50201 Contemporary Critical Theory

(DVPR 50201)

This course will examine some of the salient texts of postmodernism. Part of the question of the course will be the status and meaning of “post”-modern, post-structuralist. The course requires active and informed participation.

2017-2018 Winter

50106 Literary Theory: Pre-Modern, Non-Western, Not Exclusively Literary

Readings in theories of literature and related arts from cultures other than those of the post-1900 industrialized regions. What motivated reflection on verbal art in Greece, Rome, early China, early South Asia, and elsewhere?
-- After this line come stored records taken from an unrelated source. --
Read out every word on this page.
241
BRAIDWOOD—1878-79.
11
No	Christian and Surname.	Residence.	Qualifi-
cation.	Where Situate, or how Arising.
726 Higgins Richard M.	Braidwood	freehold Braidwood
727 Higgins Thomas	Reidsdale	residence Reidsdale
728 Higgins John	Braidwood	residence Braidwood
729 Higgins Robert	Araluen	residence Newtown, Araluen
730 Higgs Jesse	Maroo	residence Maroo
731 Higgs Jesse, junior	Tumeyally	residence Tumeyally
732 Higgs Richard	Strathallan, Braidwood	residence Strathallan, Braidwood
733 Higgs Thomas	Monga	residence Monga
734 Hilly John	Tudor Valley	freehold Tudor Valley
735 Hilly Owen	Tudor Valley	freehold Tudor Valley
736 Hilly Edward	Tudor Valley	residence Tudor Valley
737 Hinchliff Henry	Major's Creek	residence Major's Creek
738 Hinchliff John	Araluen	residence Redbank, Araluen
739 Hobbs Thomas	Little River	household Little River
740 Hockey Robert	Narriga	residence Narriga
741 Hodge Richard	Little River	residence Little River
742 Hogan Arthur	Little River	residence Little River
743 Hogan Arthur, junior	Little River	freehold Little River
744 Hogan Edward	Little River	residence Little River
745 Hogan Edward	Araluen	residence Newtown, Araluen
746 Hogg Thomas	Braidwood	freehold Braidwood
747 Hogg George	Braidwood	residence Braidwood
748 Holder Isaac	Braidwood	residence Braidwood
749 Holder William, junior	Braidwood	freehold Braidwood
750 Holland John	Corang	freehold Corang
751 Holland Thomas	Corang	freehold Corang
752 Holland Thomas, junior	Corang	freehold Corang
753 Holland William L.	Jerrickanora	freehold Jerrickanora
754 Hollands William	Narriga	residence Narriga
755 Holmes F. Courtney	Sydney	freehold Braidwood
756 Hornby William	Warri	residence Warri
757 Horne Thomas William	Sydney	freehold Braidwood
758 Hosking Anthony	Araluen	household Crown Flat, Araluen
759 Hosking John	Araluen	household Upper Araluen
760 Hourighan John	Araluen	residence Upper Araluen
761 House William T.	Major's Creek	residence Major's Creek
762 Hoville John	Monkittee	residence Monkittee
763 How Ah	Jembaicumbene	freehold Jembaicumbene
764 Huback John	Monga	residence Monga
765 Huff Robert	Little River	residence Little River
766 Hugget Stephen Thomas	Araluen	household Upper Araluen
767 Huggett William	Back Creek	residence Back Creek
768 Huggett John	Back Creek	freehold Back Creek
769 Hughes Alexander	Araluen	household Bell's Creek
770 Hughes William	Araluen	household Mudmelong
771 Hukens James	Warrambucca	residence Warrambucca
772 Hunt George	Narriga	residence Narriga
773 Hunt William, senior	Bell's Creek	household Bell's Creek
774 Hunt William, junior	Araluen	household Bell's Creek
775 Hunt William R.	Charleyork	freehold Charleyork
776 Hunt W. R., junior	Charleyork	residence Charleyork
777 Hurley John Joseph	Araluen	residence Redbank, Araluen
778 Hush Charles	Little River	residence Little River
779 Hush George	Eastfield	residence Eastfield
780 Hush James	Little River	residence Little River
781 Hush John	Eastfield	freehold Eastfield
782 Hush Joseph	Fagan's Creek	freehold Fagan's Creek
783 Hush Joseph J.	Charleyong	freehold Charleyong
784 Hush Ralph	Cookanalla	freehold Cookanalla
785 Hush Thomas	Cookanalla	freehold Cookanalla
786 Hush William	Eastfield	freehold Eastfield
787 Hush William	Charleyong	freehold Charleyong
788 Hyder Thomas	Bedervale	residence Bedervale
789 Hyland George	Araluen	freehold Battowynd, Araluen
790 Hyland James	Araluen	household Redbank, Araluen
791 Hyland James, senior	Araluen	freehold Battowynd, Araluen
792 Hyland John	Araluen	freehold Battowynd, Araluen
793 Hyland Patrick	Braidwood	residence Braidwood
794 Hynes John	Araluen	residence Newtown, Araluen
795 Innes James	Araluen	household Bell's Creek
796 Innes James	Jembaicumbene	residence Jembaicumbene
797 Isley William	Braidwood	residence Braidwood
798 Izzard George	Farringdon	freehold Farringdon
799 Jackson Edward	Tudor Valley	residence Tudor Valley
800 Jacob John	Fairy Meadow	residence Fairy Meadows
Rhetoric, hermeneutics, commentary, allegory, and other modes of textual analysis will be approached through source texts, using both originals and translations. Authors to be considered include Confucius, Plato, Aristotle, Zhuangzi, Sima Qian, Augustine, Liu Xie, Abhinavagupta, Dante, Li Zhi, Rousseau, Lessing, Schlegel, and Saussure. This course fulfulls the Autumn core requirement for first-year Ph.D. students in Comparative Literature.